For impulsive people like myself, it takes a lot of deliberate, conscious “I will not do this again. I can not do this again” energy to combat my bad decisions. Every time I encounter a trigger (late night text, flirty conversation at the bar, proposition for an intimate dinner date) I squeeze my eyes shut and tell myself “I won’t. I’ll wait. I won’t.”
But sometimes we get tired of fighting. Sometimes it just feels really good in the moment to leap instead of timidly standing at the edge of the cliff, weighing our options, watching the spontaneous situation slip out of our grasp.
It’s hard, simply because casual hook-ups align with the Millennial ideal of instant gratification that I discussed earlier. If we want it now, we can have it now, low-risk and casual. What could be better?
It’s exhilarating to participate in something so spontaneous that come Monday morning will be reduced to just a story we tell our friends. “And you won’t believe what happened next…,” she said, as her friends eagerly, hungry for every last detail of her steamy affair.
Bottom line: I can’t say that I’m entirely for or entirely against today’s hook-up culture. While it’s great that we’re open about our sexuality, I do feel that some people sleep around to avoid whatever deeper issues are nagging at their hearts.

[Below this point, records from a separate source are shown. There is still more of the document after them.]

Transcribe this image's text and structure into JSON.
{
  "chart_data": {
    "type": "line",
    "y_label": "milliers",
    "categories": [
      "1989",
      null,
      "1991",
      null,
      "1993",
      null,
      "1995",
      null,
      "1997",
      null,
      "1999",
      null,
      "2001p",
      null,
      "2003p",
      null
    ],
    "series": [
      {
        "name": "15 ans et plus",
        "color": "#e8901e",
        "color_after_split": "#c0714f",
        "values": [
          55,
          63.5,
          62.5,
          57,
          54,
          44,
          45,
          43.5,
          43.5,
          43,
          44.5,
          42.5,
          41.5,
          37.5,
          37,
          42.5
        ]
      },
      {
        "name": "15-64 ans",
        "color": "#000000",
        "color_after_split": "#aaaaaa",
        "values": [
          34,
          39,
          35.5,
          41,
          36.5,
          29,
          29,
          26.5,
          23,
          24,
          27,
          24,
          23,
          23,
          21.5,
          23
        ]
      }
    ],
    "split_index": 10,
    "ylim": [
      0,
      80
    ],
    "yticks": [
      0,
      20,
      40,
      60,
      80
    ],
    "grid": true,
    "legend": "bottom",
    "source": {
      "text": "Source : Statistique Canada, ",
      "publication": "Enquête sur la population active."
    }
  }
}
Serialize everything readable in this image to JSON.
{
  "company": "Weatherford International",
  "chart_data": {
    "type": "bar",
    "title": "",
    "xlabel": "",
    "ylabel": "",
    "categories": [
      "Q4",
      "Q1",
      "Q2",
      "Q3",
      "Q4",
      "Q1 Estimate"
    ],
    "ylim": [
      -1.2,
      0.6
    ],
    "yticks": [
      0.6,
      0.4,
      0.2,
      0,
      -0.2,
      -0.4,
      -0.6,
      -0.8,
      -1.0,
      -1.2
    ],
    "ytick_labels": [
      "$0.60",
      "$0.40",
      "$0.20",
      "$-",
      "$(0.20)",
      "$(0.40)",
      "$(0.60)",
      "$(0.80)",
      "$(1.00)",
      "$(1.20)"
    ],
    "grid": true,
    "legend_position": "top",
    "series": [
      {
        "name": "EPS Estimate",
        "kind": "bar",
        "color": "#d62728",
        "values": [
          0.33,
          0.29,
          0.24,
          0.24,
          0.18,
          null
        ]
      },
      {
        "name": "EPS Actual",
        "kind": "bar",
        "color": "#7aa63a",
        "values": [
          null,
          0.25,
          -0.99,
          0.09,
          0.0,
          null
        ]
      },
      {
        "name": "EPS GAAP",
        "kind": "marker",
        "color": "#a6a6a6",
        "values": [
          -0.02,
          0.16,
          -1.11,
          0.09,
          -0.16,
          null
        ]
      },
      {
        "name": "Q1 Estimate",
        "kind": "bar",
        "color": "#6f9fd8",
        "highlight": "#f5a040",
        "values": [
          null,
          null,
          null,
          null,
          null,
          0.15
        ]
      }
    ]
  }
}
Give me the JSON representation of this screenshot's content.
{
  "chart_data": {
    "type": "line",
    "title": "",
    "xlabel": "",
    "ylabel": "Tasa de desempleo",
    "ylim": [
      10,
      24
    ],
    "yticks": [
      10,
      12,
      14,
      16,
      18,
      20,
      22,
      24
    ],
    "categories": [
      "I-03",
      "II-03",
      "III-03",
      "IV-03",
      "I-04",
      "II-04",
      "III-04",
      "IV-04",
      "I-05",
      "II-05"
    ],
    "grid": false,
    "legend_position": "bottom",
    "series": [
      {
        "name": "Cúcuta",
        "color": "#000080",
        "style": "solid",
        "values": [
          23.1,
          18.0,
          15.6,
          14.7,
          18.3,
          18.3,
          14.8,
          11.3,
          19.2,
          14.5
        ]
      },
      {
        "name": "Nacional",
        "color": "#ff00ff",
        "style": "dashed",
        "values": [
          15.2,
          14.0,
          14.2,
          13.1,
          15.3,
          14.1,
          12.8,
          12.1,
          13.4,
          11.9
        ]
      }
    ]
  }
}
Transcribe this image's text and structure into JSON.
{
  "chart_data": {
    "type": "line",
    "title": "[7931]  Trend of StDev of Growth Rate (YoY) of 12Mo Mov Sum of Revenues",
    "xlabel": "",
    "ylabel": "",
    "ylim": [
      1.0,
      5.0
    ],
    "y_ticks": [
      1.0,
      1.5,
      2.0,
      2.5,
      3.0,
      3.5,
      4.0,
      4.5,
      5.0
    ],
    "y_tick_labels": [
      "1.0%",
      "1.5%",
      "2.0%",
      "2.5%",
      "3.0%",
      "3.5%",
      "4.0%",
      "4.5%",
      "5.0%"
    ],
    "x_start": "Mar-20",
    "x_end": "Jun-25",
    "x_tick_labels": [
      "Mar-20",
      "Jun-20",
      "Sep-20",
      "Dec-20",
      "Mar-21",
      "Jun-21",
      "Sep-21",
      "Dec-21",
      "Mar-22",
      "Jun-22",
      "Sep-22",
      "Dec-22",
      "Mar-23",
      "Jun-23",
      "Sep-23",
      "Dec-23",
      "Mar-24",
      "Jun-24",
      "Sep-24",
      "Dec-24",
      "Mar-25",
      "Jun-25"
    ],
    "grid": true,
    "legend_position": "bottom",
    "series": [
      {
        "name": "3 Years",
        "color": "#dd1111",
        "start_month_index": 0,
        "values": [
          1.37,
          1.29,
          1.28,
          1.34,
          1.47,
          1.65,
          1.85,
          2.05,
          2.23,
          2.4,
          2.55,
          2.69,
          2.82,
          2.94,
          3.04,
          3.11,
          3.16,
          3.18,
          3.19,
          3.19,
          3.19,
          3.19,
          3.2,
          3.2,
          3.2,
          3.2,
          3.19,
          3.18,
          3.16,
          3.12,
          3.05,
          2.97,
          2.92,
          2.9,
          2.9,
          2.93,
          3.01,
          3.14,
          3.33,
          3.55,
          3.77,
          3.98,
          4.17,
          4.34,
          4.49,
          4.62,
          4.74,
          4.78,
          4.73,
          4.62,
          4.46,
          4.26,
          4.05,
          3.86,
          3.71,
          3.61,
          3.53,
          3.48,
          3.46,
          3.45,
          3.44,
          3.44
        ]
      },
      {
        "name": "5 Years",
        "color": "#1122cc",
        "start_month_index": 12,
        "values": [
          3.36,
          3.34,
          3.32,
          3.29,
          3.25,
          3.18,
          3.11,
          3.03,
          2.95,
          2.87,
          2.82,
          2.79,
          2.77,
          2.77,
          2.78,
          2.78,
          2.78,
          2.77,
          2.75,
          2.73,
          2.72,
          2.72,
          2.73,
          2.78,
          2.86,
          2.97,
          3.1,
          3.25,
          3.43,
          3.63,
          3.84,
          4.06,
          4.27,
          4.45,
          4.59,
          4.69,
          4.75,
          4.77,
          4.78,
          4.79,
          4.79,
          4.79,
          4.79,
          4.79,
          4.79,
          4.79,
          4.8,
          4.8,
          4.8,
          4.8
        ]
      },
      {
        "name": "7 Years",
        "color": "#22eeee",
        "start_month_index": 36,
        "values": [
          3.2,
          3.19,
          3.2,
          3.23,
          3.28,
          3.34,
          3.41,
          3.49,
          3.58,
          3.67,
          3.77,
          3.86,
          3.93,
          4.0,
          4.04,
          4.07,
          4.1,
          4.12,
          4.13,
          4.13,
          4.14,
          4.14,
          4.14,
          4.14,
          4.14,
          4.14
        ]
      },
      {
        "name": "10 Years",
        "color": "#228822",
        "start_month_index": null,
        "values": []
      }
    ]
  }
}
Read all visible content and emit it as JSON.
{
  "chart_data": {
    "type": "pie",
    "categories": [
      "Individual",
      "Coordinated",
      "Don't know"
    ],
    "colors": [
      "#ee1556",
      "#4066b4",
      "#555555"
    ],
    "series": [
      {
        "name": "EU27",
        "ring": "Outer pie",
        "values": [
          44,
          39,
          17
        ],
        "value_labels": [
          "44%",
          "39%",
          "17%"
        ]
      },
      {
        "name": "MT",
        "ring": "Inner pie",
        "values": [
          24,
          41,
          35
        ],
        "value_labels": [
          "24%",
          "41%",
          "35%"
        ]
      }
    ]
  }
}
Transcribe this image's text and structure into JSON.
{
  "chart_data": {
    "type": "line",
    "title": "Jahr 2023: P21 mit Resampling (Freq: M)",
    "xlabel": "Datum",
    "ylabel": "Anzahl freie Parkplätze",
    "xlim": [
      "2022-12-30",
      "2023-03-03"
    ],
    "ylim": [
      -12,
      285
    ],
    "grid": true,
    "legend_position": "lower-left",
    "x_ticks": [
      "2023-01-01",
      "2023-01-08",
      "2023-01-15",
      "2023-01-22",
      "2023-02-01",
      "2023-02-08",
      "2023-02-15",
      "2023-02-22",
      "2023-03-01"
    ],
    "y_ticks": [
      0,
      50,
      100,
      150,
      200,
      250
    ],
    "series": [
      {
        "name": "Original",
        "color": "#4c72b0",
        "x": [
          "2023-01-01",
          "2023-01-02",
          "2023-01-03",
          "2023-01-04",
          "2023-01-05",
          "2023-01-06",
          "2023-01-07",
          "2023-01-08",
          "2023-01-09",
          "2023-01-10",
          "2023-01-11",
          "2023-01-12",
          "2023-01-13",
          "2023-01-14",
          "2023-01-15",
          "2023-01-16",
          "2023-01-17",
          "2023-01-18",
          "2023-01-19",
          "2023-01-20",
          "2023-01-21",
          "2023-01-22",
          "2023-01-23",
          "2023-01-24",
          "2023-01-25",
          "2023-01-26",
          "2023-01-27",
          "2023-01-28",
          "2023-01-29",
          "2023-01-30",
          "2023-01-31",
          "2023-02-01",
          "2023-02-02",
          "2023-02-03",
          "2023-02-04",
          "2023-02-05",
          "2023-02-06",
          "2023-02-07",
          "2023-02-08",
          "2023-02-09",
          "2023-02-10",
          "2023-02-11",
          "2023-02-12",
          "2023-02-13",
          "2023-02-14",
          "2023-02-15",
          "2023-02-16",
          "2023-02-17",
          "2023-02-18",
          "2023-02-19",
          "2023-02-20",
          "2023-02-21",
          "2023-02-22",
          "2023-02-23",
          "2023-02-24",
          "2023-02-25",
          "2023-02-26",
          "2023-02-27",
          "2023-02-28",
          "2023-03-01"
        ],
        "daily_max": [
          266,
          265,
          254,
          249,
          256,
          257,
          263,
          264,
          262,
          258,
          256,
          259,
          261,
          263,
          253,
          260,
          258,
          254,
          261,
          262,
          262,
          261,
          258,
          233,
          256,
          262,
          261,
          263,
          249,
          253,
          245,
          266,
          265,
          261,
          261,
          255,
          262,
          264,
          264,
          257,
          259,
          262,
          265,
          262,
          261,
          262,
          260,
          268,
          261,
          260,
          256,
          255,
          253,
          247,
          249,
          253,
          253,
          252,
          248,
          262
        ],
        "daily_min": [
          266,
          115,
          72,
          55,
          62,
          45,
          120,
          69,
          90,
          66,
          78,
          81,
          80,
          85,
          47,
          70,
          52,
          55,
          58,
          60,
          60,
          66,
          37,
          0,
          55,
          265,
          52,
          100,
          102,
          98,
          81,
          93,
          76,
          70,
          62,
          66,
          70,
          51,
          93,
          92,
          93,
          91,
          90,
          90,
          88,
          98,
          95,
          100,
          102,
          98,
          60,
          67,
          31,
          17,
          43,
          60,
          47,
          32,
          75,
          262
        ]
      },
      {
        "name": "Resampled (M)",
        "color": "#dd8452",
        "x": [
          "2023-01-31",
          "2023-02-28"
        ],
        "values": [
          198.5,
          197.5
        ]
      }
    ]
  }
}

If you find yourself like Bruna and myself, struggling with our constantly flip-flopping perception of ‘to sleep with him or to not sleep with him,’ you aren’t alone. In fact, I’d go to the extent of saying that every single Millennial has struggled with this at least once.
So you slept with that guy you said you never would? You responded to that sleazy 1:30 a.m. bootycall text? You did something that has sent you on a spiraling-out-of-control journey of self-hatred?
Perhaps you just got tired of fighting and wanted something exciting to happen to you for once?
You’re not a slut. What you did last night does not define you.
Be the type of person that could be so hurt but still manage see the good in the world; to find that silver-lining. After all, the greatest creatives, artists, and musicians to ever exist had experienced a bout of sadness or two. They channelled the melancholy that they felt into explosive and colorful works of art.
You’d be surprised how massive and full of opportunity the world appears to be when you’re sitting at the bottom. Like a series of levels at the subway station, sometimes you have to go down before you can go up and find the right track. A change in perspective, even if it takes a negative event to get you there, is necessary for growth.
If an author came out with a book with zero conflict, I doubt a single copy would be sold. Conflict and rising from the ashes makes for a great story.
Remember this: no one actually knows what they're doing all of the time. No one truly has their "shit together" 24/7. It's okay to be confused about it all. No one embarks on a seamless journey to self-discovery. Take each day as it comes. You'll get it right someday and when you do, you'll look back on all of this confusion as the winding path that eventually got you there.